Quo Vadis Calon Pengajar Bahasa Indonesia?



“Kamu masuk prodi ini karena apa?”

Tanya seorang dosen kepada mahasiswa suatu hari. Sebagian besar dari mereka tampak malu-malu karena program studi Pendidikan Bahasa dan Sastra Indonesia bukanlah pilihan utama mereka. Ketika satu diantara mereka memilih program studi ini sebagai pilihan utama, alasannya pun karena pada saat duduk di bangku sekolah formal, Bahasa Indonesia adalah pelajaran yang paling mudah. Mahasiswa yang memilih program studi ini dengan pemikiran yang idealis akhirnya canggung untuk mengungkapkan alasannya.

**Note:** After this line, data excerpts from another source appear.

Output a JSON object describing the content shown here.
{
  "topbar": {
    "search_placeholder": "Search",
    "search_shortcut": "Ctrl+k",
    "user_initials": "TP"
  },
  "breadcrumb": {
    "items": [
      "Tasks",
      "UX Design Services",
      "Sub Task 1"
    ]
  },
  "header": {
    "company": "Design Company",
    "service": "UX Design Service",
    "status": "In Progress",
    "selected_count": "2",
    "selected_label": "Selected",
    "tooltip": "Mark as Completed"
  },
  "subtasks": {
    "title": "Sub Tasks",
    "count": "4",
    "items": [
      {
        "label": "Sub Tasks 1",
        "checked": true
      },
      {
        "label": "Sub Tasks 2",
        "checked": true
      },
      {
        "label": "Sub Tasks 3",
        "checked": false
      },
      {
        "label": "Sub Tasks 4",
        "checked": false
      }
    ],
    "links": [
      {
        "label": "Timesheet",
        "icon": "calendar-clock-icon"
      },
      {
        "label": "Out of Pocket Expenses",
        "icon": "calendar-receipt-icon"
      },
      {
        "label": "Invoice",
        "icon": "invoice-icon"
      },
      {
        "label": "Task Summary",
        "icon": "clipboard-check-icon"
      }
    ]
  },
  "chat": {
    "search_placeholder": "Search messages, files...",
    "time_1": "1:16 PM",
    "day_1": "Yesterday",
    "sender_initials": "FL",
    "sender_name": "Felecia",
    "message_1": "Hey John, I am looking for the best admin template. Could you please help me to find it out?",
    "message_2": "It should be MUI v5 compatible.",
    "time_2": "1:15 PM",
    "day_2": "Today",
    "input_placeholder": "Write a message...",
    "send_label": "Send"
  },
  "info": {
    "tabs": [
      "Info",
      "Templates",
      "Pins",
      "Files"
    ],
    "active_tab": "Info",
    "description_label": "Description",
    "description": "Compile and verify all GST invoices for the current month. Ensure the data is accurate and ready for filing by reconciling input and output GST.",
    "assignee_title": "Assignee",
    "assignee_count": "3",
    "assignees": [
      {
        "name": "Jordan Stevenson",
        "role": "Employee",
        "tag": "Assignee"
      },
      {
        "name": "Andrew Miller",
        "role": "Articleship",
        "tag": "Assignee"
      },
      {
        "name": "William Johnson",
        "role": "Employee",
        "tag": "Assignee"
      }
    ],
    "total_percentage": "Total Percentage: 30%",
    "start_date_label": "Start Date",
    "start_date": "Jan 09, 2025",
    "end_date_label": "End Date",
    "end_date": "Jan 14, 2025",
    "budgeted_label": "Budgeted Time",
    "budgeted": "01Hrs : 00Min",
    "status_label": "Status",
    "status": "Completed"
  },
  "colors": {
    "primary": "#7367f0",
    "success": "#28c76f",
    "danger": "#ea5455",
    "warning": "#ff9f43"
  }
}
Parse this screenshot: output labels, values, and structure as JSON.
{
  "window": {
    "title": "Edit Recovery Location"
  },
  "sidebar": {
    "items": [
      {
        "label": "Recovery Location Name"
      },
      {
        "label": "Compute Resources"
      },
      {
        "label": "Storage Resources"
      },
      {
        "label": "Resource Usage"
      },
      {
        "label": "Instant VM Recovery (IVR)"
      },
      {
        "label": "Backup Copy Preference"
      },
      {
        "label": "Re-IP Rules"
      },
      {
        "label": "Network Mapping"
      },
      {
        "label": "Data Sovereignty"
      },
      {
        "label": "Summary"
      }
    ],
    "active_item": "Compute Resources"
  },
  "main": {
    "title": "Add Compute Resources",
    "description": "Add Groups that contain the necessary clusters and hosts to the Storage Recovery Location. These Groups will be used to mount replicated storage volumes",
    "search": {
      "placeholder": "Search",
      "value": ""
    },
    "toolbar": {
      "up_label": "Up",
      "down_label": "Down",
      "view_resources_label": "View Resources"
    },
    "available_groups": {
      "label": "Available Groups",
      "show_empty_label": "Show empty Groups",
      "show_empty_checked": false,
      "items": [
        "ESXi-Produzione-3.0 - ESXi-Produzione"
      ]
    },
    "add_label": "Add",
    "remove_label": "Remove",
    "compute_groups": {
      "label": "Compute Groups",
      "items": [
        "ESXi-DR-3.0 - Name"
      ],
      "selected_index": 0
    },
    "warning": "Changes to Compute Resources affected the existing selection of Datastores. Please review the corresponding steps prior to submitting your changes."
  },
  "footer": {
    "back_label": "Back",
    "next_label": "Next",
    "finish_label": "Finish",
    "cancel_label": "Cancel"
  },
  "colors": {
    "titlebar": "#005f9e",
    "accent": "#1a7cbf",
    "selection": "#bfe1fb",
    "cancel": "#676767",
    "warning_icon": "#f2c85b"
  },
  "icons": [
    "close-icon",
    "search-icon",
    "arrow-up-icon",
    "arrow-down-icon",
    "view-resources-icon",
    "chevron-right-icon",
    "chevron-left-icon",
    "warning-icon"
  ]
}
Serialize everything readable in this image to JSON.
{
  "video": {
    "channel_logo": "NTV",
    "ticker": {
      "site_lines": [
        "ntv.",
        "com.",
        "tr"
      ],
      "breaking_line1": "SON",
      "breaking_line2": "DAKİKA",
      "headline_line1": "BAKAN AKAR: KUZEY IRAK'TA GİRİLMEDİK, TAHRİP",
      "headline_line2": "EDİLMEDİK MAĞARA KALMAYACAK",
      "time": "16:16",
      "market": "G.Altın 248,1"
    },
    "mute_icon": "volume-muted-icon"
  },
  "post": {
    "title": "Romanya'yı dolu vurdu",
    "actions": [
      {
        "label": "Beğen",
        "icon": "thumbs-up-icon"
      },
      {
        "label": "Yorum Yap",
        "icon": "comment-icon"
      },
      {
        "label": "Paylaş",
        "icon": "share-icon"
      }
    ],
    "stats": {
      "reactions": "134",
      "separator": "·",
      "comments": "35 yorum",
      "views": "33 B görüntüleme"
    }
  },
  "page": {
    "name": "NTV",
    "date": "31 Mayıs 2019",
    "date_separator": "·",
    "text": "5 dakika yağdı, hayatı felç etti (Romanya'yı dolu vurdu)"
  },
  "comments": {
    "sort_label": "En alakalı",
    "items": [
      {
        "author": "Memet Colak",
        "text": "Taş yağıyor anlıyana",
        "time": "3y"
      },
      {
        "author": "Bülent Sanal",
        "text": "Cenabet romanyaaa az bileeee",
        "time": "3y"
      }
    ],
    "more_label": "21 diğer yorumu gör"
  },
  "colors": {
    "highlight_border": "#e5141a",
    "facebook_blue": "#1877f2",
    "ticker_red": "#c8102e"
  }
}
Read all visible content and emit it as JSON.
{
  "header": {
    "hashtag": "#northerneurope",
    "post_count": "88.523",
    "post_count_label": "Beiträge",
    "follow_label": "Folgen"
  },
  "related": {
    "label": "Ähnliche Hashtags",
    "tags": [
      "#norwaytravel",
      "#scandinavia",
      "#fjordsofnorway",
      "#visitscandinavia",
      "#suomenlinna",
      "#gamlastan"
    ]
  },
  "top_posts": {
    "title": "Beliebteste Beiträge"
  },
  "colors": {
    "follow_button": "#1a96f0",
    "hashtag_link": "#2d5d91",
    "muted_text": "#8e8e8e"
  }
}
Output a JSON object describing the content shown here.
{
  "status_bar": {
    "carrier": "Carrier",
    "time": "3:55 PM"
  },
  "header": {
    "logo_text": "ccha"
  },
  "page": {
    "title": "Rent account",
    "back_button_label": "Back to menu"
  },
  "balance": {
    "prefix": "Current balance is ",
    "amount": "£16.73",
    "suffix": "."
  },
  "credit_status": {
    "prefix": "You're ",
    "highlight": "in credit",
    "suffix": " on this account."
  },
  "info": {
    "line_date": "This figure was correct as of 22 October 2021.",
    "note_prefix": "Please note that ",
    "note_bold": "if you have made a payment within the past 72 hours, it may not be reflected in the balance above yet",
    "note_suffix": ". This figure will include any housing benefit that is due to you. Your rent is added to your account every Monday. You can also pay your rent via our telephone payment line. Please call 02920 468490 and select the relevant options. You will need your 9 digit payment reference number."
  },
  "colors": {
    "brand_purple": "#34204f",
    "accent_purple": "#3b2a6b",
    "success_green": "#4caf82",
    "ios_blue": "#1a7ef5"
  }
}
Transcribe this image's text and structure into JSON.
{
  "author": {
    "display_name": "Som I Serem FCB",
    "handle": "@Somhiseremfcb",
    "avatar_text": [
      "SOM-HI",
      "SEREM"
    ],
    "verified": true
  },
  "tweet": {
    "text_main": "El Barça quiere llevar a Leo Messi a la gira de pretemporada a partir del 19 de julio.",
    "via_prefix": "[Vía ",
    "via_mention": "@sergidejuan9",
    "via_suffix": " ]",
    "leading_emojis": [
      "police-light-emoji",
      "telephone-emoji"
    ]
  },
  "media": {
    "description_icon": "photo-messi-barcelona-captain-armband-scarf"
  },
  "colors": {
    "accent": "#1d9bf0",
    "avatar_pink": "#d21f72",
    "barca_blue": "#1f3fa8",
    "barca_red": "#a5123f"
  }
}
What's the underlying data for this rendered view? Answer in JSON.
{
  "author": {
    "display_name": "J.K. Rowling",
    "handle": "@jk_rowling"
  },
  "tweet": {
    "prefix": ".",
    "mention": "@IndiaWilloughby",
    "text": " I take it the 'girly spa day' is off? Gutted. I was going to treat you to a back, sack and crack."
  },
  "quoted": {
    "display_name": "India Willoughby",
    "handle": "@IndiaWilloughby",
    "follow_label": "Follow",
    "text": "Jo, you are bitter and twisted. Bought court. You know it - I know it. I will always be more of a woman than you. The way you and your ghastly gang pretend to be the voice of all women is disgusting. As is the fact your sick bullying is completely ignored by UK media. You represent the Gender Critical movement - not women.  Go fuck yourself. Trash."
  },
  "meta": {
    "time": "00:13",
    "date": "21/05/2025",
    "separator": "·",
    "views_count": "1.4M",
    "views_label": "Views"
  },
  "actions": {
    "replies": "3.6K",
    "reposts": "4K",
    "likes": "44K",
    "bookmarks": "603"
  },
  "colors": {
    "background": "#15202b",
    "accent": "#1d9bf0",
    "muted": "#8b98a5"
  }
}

Mahasiswa idealis tersebut cukup tergelitik dengan ungkapan kawan-kawannya, tentu saja. Ia mulai berpikir, apakah kawan-kawannya sampai lulus nanti akan berpikir hal yang sama atau tidak. Jika pemikiran kawan-kawannya terus seperti demikian, tentu kelak setelah lulus dari sarjana orientasinya hanya bekerja dan mengajar agar berpenghasilan saja. Mereka yang menjadi guru tidak akan pernah mengkritisi bagaimana kurikulum Bahasa Indonesia di sekolah formal tidak begitu variatif seperti yang mereka kenal di dunia perkuliahan. Alih-alih demikian, ketika mereka menjadi guru mungkin hanya ingin peserta didiknya mendapat nilai yang tinggi di Ujian Nasional Bahasa Indonesia.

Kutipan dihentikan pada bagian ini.